「登山型」or「トレック型」、「目標達成型」or「天命追求型」
人生100年時代、いかに働くかを考えることは、いかに生きるかを考えることに通じます。健やかな仕事観は健やかな仕事意欲を生み、健やかな仕事人生をつくっていきます。なぜ働くか、どう働くか。主体的に考え行動する時がきました。
「登山型」と「トレック型」の働き方と、「博多の歴女」白駒妃登美さんが紹介する豊臣秀吉の『天命追求型』という働き方をご紹介します。(『働き方の哲学』(村山昇著)・『人生に悩んだら日本史に聞こ』白駒妃登美著)
1、山の登頂を目指すタイプと山の回遊を楽しむタイプ
山の楽しみ方に「登山」と「トレッキング」があるように、キャリア形成もこの2つのタイプで分けてみることができます。

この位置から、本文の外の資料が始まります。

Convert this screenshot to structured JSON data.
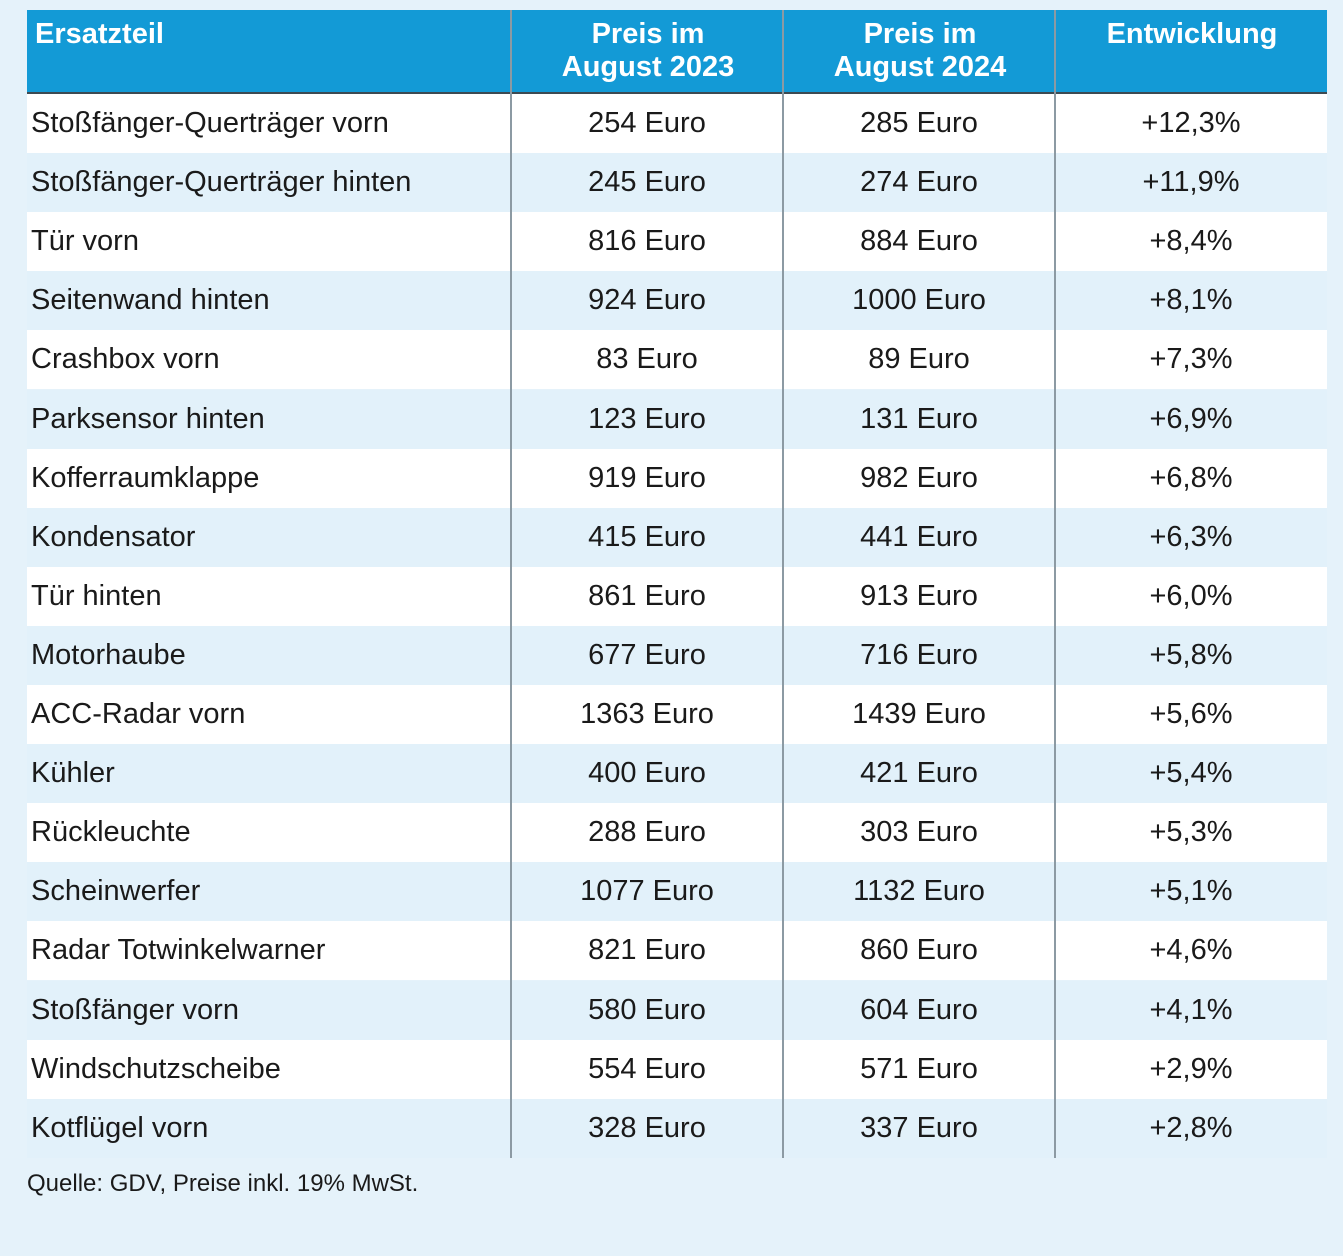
{
  "table": {
    "header": [
      "Ersatzteil",
      "Preis im August 2023",
      "Preis im August 2024",
      "Entwicklung"
    ],
    "rows": [
      [
        "Stoßfänger-Querträger vorn",
        "254 Euro",
        "285 Euro",
        "+12,3%"
      ],
      [
        "Stoßfänger-Querträger hinten",
        "245 Euro",
        "274 Euro",
        "+11,9%"
      ],
      [
        "Tür vorn",
        "816 Euro",
        "884 Euro",
        "+8,4%"
      ],
      [
        "Seitenwand hinten",
        "924 Euro",
        "1000 Euro",
        "+8,1%"
      ],
      [
        "Crashbox vorn",
        "83 Euro",
        "89 Euro",
        "+7,3%"
      ],
      [
        "Parksensor hinten",
        "123 Euro",
        "131 Euro",
        "+6,9%"
      ],
      [
        "Kofferraumklappe",
        "919 Euro",
        "982 Euro",
        "+6,8%"
      ],
      [
        "Kondensator",
        "415 Euro",
        "441 Euro",
        "+6,3%"
      ],
      [
        "Tür hinten",
        "861 Euro",
        "913 Euro",
        "+6,0%"
      ],
      [
        "Motorhaube",
        "677 Euro",
        "716 Euro",
        "+5,8%"
      ],
      [
        "ACC-Radar vorn",
        "1363 Euro",
        "1439 Euro",
        "+5,6%"
      ],
      [
        "Kühler",
        "400 Euro",
        "421 Euro",
        "+5,4%"
      ],
      [
        "Rückleuchte",
        "288 Euro",
        "303 Euro",
        "+5,3%"
      ],
      [
        "Scheinwerfer",
        "1077 Euro",
        "1132 Euro",
        "+5,1%"
      ],
      [
        "Radar Totwinkelwarner",
        "821 Euro",
        "860 Euro",
        "+4,6%"
      ],
      [
        "Stoßfänger vorn",
        "580 Euro",
        "604 Euro",
        "+4,1%"
      ],
      [
        "Windschutzscheibe",
        "554 Euro",
        "571 Euro",
        "+2,9%"
      ],
      [
        "Kotflügel vorn",
        "328 Euro",
        "337 Euro",
        "+2,8%"
      ]
    ]
  },
  "source": "Quelle: GDV, Preise inkl. 19% MwSt."
}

「登山型」のキャリア形成とは、「プロ野球選手になってホームラン王をとる」とか「弁護士になって人を助けたい」などのように、はっきりした将来像を決めてわき目もふらずそこを目指すキャリアです。
他方、「トレッキング型」のキャリアは、自分はここを目指すというような明確な目標のイメージはないけれど、いろんな部署を経験したり、転職したりしながら、さまざまな能力・経験を身につけキャリアをつくっていく形です。
それはまさに、山の中を歩き回り、たまたま見つけた滝や池にたたずんだり、道端に咲く植物を観察しながら進んでいくトレッキングに似ています。トレッキングを続けていくと、次第に山のことがわかってきて、体力や技術がついてきます。すると自分の登りたい山が見えてきて、その頂上に挑戦したいと思えるときがやってくるかもしれません。
また逆に「登山型」で登頂を終えた人がその後、山の中を回って楽しむ「トレッキング型」に切り替える場合もあるでしょう。
「登山型」と「トレッキング型」とでどちらが良いという問題ではありません。また、有名な山、高い山を目指すからいいとも言えません。大事なことは、山の中の活動を通して、山自体(=働くこと)を楽しんでいるか、豊かな体験を実感できているかです。
2、「目標達成型」と「天命追求型」
日本人の中で、彼ほどドラマティックな人生を歩んだ人もいないでしょう。お百姓さんから天下統一。豊臣秀吉です。
もともと秀吉は「天下統一」など夢にも見ていませんでした。自分の土地さえ持たない貧しい農家に生まれた秀吉は、サムライの身分に憧れていました。でも、すぐにサムライになれるわけではありません。
そんなときにチャンスが訪れます。織田信長の『小者』として奉公できるようになったのです。秀吉18歳のときだと言われています。しかし、小者とは雑用係です。「チェッ、雑用かよ」という気持ちだったならば、秀吉の人生も日本の歴史もまったく違ったものになっていたでしょう。秀吉は嫌々どころか、雑用係に採用してくれた信長に感謝し、なにをするにも自分ができる工夫を施したのです。やがて小者として認められた秀吉は足軽になります。足軽になれたことに喜んだ秀吉は、ここでもベストパフォーマンスを見せ、念願のサムライ、武士に引き上げられます。その後、部下を任され侍大将になり、やがて近江の国の長浜城が与えられます。雑用係から19年もの歳月が流れています。
秀吉が天下統一のために人生を捧げてきたのであれば、途中で息切れしていたはずです。大名になるまで19年もかかっているのですから。
秀吉は遠い未来に目標を定め「いま」をその手段としたのではなく、いつでも「いま、ここ」に全力投球だったのです。その結果、まわりから応援されて次々と扉が開いて、いつのまにか天下人へと運ばれていったのです。
人間の進化には2通りのかたちがあります。ひとつは「目標達成型」夢や目標を持ってそこに邁進していくタイプ。もうひとつは「天命追求型」。目の前にある課題に対して、ひとつひとつ力を出し切ることによって次の扉が開き、新しいステージに運ばれていくタイプ。自分から目標に向かっていくのか、まわりから運ばれていくのか、という違いです。